From graduation requirements to special needs, not all military families know their benefits under this nationwide policy.
All 50 states and the District of Columbia have voluntarily adopted the compact, which addresses school transition issues of children of active-duty members, including National Guard and reserve members on active-duty orders. But states are at various stages of implementing the compact, which means that in some areas, it’s not happening at the school level.
The compact is not designed to give military children an unfair edge, but to level the playing field and compensate for disadvantages military children have traditionally faced when they move.
The issue of parental satisfaction with the interstate compact was brought up in the DoD family readiness council as its members considered military family readiness recommendations they will forward to Defense Secretary Jim Mattis. The issue will be included in the report to Mattis, but officials are moving forward to look at the issue in the meantime, she said.
Recommendations going to Mattis include:
Continue to pursue standardization between states for military spouse professional licensing and certifications. This has been a persistent problem for military spouses. DoD State Liaison Office has been working on the issue with states and is looking at interstate compacts as way of addressing the issue, said Marcus Beauregard, of that office.
There should be a push to help that office in these efforts, said Marine Corps spouse Julie Margolis, who is a council member. “If spouses are not working, they’re not bringing money to the table for their families, they’re not bringing money to the table for taxes,” she said.
Continue to standardize the Exceptional Family Member Program across the military services, while increasing the coordination and working relationship between EFMP and military health care.
Support integration of military family programs and resources into military treatment facilities. This idea isn’t to blur lines of responsibility for such programs, officials said, but to work together to provide cohesive support and help educate families.

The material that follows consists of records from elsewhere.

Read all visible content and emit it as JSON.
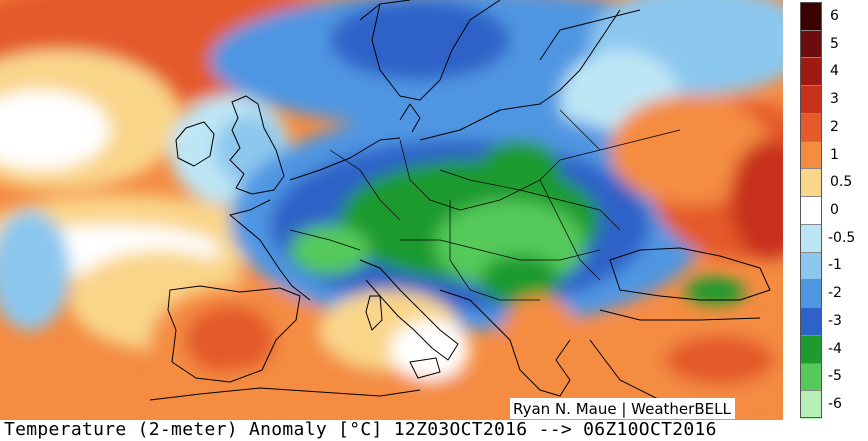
{
  "title": "Temperature (2-meter) Anomaly  [°C] 12Z03OCT2016 --> 06Z10OCT2016",
  "credit": "Ryan N. Maue | WeatherBELL",
  "colorbar": {
    "levels": [
      {
        "label": "6",
        "color": "#3a0000"
      },
      {
        "label": "5",
        "color": "#6b0d0d"
      },
      {
        "label": "4",
        "color": "#9e1a12"
      },
      {
        "label": "3",
        "color": "#c8321c"
      },
      {
        "label": "2",
        "color": "#e45a2a"
      },
      {
        "label": "1",
        "color": "#f48c42"
      },
      {
        "label": "0.5",
        "color": "#f9d68a"
      },
      {
        "label": "0",
        "color": "#ffffff"
      },
      {
        "label": "-0.5",
        "color": "#bde6f5"
      },
      {
        "label": "-1",
        "color": "#8cc7ee"
      },
      {
        "label": "-2",
        "color": "#4f96e2"
      },
      {
        "label": "-3",
        "color": "#2f62c8"
      },
      {
        "label": "-4",
        "color": "#1e9a2e"
      },
      {
        "label": "-5",
        "color": "#55c95a"
      },
      {
        "label": "-6",
        "color": "#b8efb6"
      }
    ]
  },
  "colors": {
    "warm_strong": "#e45a2a",
    "warm": "#f48c42",
    "warm_light": "#f9d68a",
    "neutral": "#ffffff",
    "cool_light": "#bde6f5",
    "cool": "#8cc7ee",
    "cold": "#4f96e2",
    "colder": "#2f62c8",
    "coldest_green": "#1e9a2e",
    "green_light": "#55c95a",
    "coast_line": "#000000"
  }
}
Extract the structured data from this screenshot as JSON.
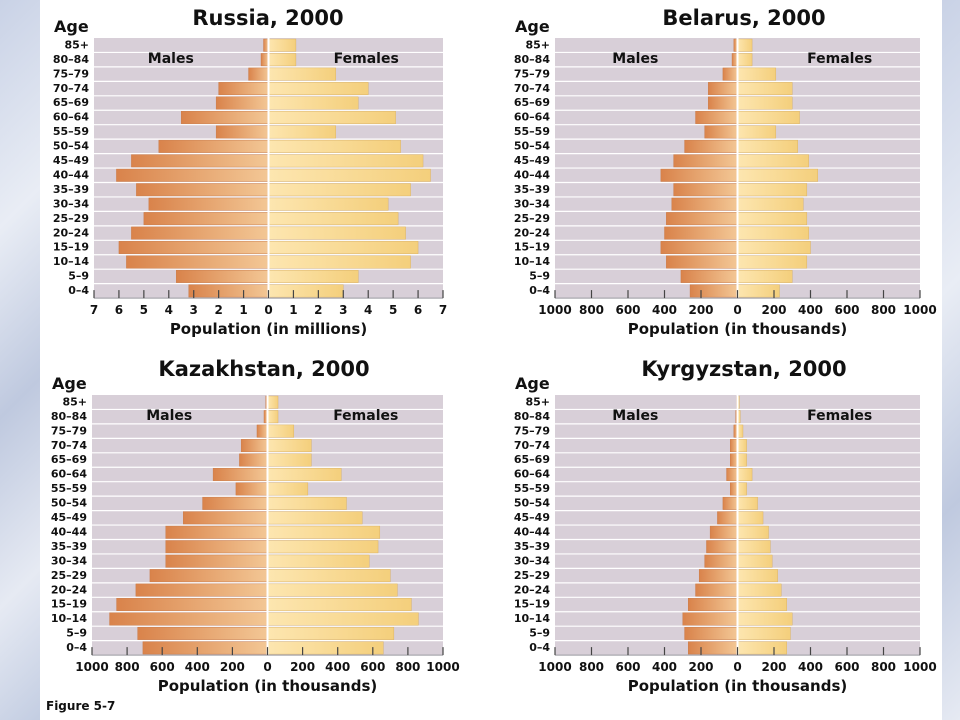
{
  "figure_label": "Figure 5-7",
  "chart_data": [
    {
      "type": "bar",
      "title": "Russia, 2000",
      "ylabel": "Age",
      "xlabel": "Population (in millions)",
      "categories": [
        "85+",
        "80-84",
        "75-79",
        "70-74",
        "65-69",
        "60-64",
        "55-59",
        "50-54",
        "45-49",
        "40-44",
        "35-39",
        "30-34",
        "25-29",
        "20-24",
        "15-19",
        "10-14",
        "5-9",
        "0-4"
      ],
      "series": [
        {
          "name": "Males",
          "values": [
            0.2,
            0.3,
            0.8,
            2.0,
            2.1,
            3.5,
            2.1,
            4.4,
            5.5,
            6.1,
            5.3,
            4.8,
            5.0,
            5.5,
            6.0,
            5.7,
            3.7,
            3.2
          ]
        },
        {
          "name": "Females",
          "values": [
            1.1,
            1.1,
            2.7,
            4.0,
            3.6,
            5.1,
            2.7,
            5.3,
            6.2,
            6.5,
            5.7,
            4.8,
            5.2,
            5.5,
            6.0,
            5.7,
            3.6,
            3.0
          ]
        }
      ],
      "xticks": [
        "7",
        "6",
        "5",
        "4",
        "3",
        "2",
        "1",
        "0",
        "1",
        "2",
        "3",
        "4",
        "5",
        "6",
        "7"
      ],
      "xlim": [
        -7,
        7
      ]
    },
    {
      "type": "bar",
      "title": "Belarus, 2000",
      "ylabel": "Age",
      "xlabel": "Population (in thousands)",
      "categories": [
        "85+",
        "80-84",
        "75-79",
        "70-74",
        "65-69",
        "60-64",
        "55-59",
        "50-54",
        "45-49",
        "40-44",
        "35-39",
        "30-34",
        "25-29",
        "20-24",
        "15-19",
        "10-14",
        "5-9",
        "0-4"
      ],
      "series": [
        {
          "name": "Males",
          "values": [
            20,
            30,
            80,
            160,
            160,
            230,
            180,
            290,
            350,
            420,
            350,
            360,
            390,
            400,
            420,
            390,
            310,
            260
          ]
        },
        {
          "name": "Females",
          "values": [
            80,
            80,
            210,
            300,
            300,
            340,
            210,
            330,
            390,
            440,
            380,
            360,
            380,
            390,
            400,
            380,
            300,
            230
          ]
        }
      ],
      "xticks": [
        "1000",
        "800",
        "600",
        "400",
        "200",
        "0",
        "200",
        "400",
        "600",
        "800",
        "1000"
      ],
      "xlim": [
        -1000,
        1000
      ]
    },
    {
      "type": "bar",
      "title": "Kazakhstan, 2000",
      "ylabel": "Age",
      "xlabel": "Population (in thousands)",
      "categories": [
        "85+",
        "80-84",
        "75-79",
        "70-74",
        "65-69",
        "60-64",
        "55-59",
        "50-54",
        "45-49",
        "40-44",
        "35-39",
        "30-34",
        "25-29",
        "20-24",
        "15-19",
        "10-14",
        "5-9",
        "0-4"
      ],
      "series": [
        {
          "name": "Males",
          "values": [
            10,
            20,
            60,
            150,
            160,
            310,
            180,
            370,
            480,
            580,
            580,
            580,
            670,
            750,
            860,
            900,
            740,
            710
          ]
        },
        {
          "name": "Females",
          "values": [
            60,
            60,
            150,
            250,
            250,
            420,
            230,
            450,
            540,
            640,
            630,
            580,
            700,
            740,
            820,
            860,
            720,
            660
          ]
        }
      ],
      "xticks": [
        "1000",
        "800",
        "600",
        "400",
        "200",
        "0",
        "200",
        "400",
        "600",
        "800",
        "1000"
      ],
      "xlim": [
        -1000,
        1000
      ]
    },
    {
      "type": "bar",
      "title": "Kyrgyzstan, 2000",
      "ylabel": "Age",
      "xlabel": "Population (in thousands)",
      "categories": [
        "85+",
        "80-84",
        "75-79",
        "70-74",
        "65-69",
        "60-64",
        "55-59",
        "50-54",
        "45-49",
        "40-44",
        "35-39",
        "30-34",
        "25-29",
        "20-24",
        "15-19",
        "10-14",
        "5-9",
        "0-4"
      ],
      "series": [
        {
          "name": "Males",
          "values": [
            5,
            10,
            20,
            40,
            40,
            60,
            40,
            80,
            110,
            150,
            170,
            180,
            210,
            230,
            270,
            300,
            290,
            270
          ]
        },
        {
          "name": "Females",
          "values": [
            10,
            15,
            30,
            50,
            50,
            80,
            50,
            110,
            140,
            170,
            180,
            190,
            220,
            240,
            270,
            300,
            290,
            270
          ]
        }
      ],
      "xticks": [
        "1000",
        "800",
        "600",
        "400",
        "200",
        "0",
        "200",
        "400",
        "600",
        "800",
        "1000"
      ],
      "xlim": [
        -1000,
        1000
      ]
    }
  ]
}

In a related recommendation, the health care and family readiness organizations would work to better connect children and adolescents to the right resources when they are at risk of mental health conditions, in situations such as deployment of parents.

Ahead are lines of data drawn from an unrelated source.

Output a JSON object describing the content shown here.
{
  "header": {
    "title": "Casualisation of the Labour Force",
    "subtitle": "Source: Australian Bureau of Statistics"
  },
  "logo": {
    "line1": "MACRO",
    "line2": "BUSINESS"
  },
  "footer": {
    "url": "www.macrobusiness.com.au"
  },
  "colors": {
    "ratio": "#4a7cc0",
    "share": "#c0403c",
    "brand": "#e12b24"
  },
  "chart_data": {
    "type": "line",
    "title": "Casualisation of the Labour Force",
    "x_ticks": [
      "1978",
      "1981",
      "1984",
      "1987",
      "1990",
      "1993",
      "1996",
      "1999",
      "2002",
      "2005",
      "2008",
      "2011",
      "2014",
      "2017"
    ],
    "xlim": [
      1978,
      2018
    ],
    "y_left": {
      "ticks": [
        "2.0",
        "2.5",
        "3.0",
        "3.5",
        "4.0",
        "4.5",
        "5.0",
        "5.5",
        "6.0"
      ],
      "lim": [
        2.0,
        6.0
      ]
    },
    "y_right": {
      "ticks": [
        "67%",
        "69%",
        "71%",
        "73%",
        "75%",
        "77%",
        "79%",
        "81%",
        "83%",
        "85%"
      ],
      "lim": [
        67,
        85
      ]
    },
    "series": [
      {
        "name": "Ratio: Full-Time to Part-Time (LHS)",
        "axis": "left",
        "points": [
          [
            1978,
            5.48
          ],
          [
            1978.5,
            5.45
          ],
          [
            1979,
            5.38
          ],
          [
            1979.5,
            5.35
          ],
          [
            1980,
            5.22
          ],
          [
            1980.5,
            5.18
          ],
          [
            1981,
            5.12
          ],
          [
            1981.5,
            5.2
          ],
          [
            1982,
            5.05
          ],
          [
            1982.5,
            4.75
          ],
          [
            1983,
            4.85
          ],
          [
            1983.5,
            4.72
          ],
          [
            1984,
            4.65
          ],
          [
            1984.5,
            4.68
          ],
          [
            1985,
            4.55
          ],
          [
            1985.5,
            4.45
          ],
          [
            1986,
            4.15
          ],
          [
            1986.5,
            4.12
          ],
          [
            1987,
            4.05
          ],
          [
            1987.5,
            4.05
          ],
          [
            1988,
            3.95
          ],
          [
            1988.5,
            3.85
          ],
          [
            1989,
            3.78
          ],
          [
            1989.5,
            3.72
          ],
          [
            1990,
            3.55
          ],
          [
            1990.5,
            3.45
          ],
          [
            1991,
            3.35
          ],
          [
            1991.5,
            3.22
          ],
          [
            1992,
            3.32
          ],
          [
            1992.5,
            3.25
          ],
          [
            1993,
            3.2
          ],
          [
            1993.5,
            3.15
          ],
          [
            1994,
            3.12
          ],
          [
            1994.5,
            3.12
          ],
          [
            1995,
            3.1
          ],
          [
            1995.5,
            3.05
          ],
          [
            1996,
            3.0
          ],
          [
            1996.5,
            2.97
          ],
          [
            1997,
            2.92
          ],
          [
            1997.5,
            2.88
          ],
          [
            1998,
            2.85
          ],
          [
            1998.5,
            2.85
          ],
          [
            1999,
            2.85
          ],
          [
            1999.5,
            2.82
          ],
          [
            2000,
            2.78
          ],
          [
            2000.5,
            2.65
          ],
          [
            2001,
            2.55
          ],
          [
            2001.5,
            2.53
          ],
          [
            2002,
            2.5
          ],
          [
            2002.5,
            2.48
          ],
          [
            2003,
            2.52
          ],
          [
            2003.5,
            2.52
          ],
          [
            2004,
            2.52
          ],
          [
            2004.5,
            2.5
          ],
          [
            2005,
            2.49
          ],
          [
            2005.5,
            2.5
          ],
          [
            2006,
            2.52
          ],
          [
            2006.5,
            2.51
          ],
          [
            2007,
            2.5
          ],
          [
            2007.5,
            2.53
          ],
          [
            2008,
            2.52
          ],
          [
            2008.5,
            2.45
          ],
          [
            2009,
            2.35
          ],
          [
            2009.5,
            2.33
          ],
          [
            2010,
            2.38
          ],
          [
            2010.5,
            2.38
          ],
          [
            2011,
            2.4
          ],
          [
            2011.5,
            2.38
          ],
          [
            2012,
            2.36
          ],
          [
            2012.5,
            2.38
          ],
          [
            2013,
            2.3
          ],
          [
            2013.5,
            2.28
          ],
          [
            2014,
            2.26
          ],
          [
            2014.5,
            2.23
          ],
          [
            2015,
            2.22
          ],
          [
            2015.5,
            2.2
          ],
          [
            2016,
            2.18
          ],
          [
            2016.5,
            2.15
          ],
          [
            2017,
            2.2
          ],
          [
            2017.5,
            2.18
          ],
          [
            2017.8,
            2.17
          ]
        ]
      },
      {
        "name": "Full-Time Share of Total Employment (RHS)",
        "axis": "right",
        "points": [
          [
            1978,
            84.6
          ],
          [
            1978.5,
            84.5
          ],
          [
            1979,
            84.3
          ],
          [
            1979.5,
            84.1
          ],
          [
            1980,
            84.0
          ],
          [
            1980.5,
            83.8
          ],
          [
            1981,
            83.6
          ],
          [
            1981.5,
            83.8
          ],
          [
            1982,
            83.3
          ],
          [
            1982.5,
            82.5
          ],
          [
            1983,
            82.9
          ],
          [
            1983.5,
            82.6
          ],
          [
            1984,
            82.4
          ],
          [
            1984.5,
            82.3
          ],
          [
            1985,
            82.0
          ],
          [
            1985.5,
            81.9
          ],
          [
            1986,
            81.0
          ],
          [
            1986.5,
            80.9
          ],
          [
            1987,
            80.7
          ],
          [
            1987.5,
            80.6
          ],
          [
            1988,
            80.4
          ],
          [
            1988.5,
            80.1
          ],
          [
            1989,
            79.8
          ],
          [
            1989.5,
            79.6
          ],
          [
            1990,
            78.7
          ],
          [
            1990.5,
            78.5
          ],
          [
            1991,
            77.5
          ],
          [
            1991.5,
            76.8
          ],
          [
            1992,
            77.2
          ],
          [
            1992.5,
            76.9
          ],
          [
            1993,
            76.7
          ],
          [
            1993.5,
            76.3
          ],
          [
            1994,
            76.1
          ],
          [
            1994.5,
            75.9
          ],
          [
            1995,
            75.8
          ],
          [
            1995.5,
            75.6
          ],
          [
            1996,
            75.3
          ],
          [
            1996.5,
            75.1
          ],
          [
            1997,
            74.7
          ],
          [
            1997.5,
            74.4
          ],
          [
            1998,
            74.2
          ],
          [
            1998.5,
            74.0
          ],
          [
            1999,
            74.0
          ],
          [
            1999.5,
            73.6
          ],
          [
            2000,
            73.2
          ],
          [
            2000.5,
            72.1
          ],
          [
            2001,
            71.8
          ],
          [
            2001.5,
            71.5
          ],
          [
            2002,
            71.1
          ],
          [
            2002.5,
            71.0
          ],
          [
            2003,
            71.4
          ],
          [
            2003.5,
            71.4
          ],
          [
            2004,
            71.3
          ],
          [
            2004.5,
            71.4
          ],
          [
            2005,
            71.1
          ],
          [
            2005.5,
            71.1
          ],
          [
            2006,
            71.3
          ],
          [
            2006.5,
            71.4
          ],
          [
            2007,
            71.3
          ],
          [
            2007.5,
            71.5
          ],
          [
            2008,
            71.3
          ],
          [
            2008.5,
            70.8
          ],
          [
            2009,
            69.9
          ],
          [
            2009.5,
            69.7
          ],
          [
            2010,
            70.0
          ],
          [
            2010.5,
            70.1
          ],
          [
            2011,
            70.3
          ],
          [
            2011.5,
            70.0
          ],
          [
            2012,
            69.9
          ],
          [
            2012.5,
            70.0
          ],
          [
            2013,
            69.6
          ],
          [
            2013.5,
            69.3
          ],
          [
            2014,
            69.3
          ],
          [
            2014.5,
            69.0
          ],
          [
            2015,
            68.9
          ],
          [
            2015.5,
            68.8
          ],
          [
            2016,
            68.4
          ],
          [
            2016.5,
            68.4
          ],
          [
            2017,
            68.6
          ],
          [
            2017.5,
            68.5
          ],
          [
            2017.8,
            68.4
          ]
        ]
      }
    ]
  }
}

Expand efforts to make it easier for DoD and the services to work with community organizations, in order to improve access to a broad range of resources, services and expertise needed by service members and family members.
The family council also voted to focus on four key issues for 2018:
- Spouse licensure.
- Post-traumatic stress disorder and traumatic brain injury, by assessing a variety of areas, including DoD’s progress in PTSD treatment.
- Child and youth well-being.
- Using community partnerships to bring more resources to military families.